Navigating the Cost of Adoption
Adoption costs in the U.S. vary widely and can cost anywhere from $0 to $50,000 or more, depending on the type of adoption. Money to help defray the cost of adoption is available from both governmental and private-sector sources. These are the major ones:
Federal and state adoption assistance for children in foster care
Federal and state governments offer adoption subsidies for children adopted from foster care. To be eligible, the child must meet certain criteria, which can vary from state to state. “The term ‘eligible’ most frequently refers to children who are older; are part of a sibling group; or have specific physical, emotional, or developmental needs.

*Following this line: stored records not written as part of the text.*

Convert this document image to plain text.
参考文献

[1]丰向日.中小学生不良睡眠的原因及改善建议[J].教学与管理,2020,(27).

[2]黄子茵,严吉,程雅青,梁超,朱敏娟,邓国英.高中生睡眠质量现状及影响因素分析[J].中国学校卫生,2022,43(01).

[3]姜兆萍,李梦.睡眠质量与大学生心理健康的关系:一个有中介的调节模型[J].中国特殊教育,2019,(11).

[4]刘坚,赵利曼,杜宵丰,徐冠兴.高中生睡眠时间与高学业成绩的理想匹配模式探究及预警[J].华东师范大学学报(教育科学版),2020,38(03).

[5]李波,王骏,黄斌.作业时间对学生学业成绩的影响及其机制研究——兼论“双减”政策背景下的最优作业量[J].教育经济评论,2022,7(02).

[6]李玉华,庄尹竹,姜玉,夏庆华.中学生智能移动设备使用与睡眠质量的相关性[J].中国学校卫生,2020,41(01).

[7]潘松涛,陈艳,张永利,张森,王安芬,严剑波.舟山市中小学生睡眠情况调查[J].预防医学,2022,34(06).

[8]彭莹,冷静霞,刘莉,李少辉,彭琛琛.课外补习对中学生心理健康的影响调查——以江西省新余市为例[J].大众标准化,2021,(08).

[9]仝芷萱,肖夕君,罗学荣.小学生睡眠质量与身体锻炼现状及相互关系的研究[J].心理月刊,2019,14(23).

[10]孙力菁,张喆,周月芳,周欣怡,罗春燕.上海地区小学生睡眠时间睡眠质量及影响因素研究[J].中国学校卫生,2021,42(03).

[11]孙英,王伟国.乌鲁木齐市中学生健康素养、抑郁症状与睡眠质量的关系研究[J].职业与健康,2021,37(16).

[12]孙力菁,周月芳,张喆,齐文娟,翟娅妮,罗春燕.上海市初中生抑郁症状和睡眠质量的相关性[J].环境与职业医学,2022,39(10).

Federal tax credits for adoption
The federal government provides a tax credit to adoptive parents. Eligible expenses include:
- Reasonable and necessary adoption fees
- Court costs and attorney fees
- Travel expenses
- Other directly related expenses
The adoption tax credit is subject to income limits. In 2022, it begins to phase out if the taxpayer’s modified adjusted gross income (MAGI) is $223,410 or higher and it phases out entirely at $263,410. The maximum tax credit for 2022 is $14,890.
Grants and Loans for adoption
There are many private foundations and other organizations that offer grants and loans to adoptive parents. Please check the financial resources tab of our website for a detailed list. We helped our clients obtain over $100,000 in grants last year.

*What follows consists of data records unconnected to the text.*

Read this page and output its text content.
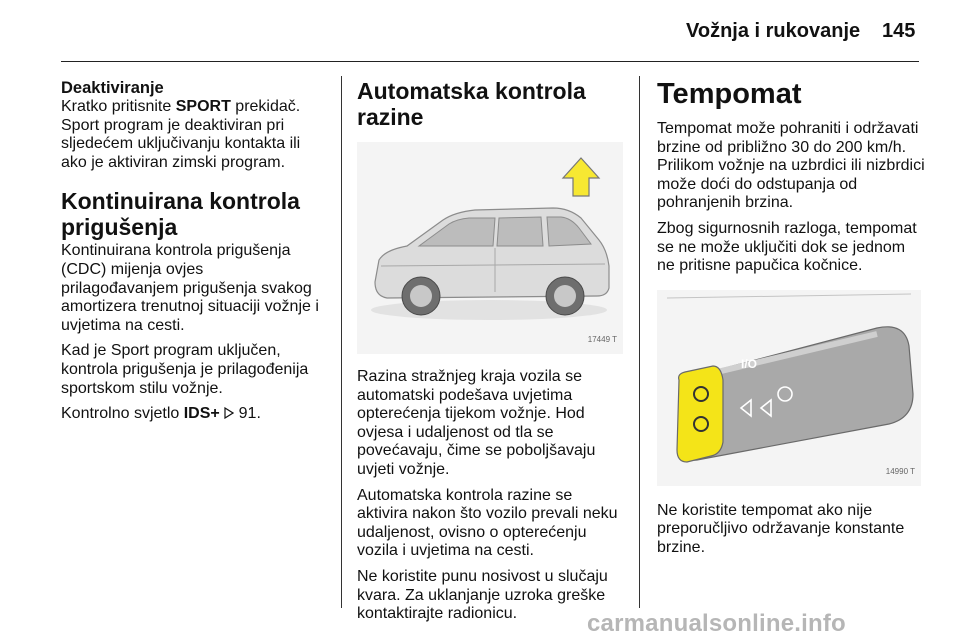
Vožnja i rukovanje 145
Deaktiviranje

Kratko pritisnite SPORT prekidač. Sport program je deaktiviran pri sljedećem uključivanju kontakta ili ako je aktiviran zimski program.

Kontinuirana kontrola prigušenja

Kontinuirana kontrola prigušenja (CDC) mijenja ovjes prilagođavanjem prigušenja svakog amortizera trenutnoj situaciji vožnje i uvjetima na cesti.

Kad je Sport program uključen, kontrola prigušenja je prilagođenija sportskom stilu vožnje.

Kontrolno svjetlo IDS+  91.

Automatska kontrola razine
17449 T

Razina stražnjeg kraja vozila se automatski podešava uvjetima opterećenja tijekom vožnje. Hod ovjesa i udaljenost od tla se povećavaju, čime se poboljšavaju uvjeti vožnje.

Automatska kontrola razine se aktivira nakon što vozilo prevali neku udaljenost, ovisno o opterećenju vozila i uvjetima na cesti.

Ne koristite punu nosivost u slučaju kvara. Za uklanjanje uzroka greške kontaktirajte radionicu.

Tempomat

Tempomat može pohraniti i održavati brzine od približno 30 do 200 km/h. Prilikom vožnje na uzbrdici ili nizbrdici može doći do odstupanja od pohranjenih brzina.

Zbog sigurnosnih razloga, tempomat se ne može uključiti dok se jednom ne pritisne papučica kočnice.

I/O
14990 T

Ne koristite tempomat ako nije preporučljivo održavanje konstante brzine.

carmanualsonline.info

Employer-sponsored adoption benefits
A growing percentage of companies, the military, and governmental bodies have adoption assistance programs. These programs may not only provide financial assistance but also other benefits, such as parental leave.
Tapping your retirement accounts
Your 401(k) plan at work or an individual retirement account (IRA) on could also be a source of funds. Normally, if you’re under age 59½, any withdrawals you make will be subject to a 10% early withdrawal penalty on top of the income tax you owe. Since the passage of the SECURE Act in 2019, however, adoption is one of the exceptions to the penalty.

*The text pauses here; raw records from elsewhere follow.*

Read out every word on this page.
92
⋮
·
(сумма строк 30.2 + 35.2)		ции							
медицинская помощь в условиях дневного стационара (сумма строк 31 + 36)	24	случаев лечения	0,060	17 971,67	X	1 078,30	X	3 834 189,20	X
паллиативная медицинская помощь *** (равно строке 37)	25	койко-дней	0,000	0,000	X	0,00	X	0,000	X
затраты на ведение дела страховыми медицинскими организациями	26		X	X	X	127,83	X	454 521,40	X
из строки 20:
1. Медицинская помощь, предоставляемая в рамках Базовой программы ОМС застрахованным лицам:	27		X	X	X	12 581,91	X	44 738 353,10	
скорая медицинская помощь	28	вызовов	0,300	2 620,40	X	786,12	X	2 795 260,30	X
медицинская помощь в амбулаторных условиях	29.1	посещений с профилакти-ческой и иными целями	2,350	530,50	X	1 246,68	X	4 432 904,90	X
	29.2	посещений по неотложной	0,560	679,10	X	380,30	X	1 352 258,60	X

Under current tax law, individuals can take a penalty-free distribution of up to $5,000 to pay for adoption expenses “during the 1-year period beginning on the date on which the child of the individual is born or on which the legal adoption by the individual of an eligible adoptee is finalized.”
The law also specifies that the adoptee must be an eligible adoptee, which the IRS defines as “any individual (other than a child of the taxpayer’s spouse) who has not attained age 18 or is physically or mentally incapable of self-support.”
Under these rules, a married couple could take tax free distributions totaling $10,000.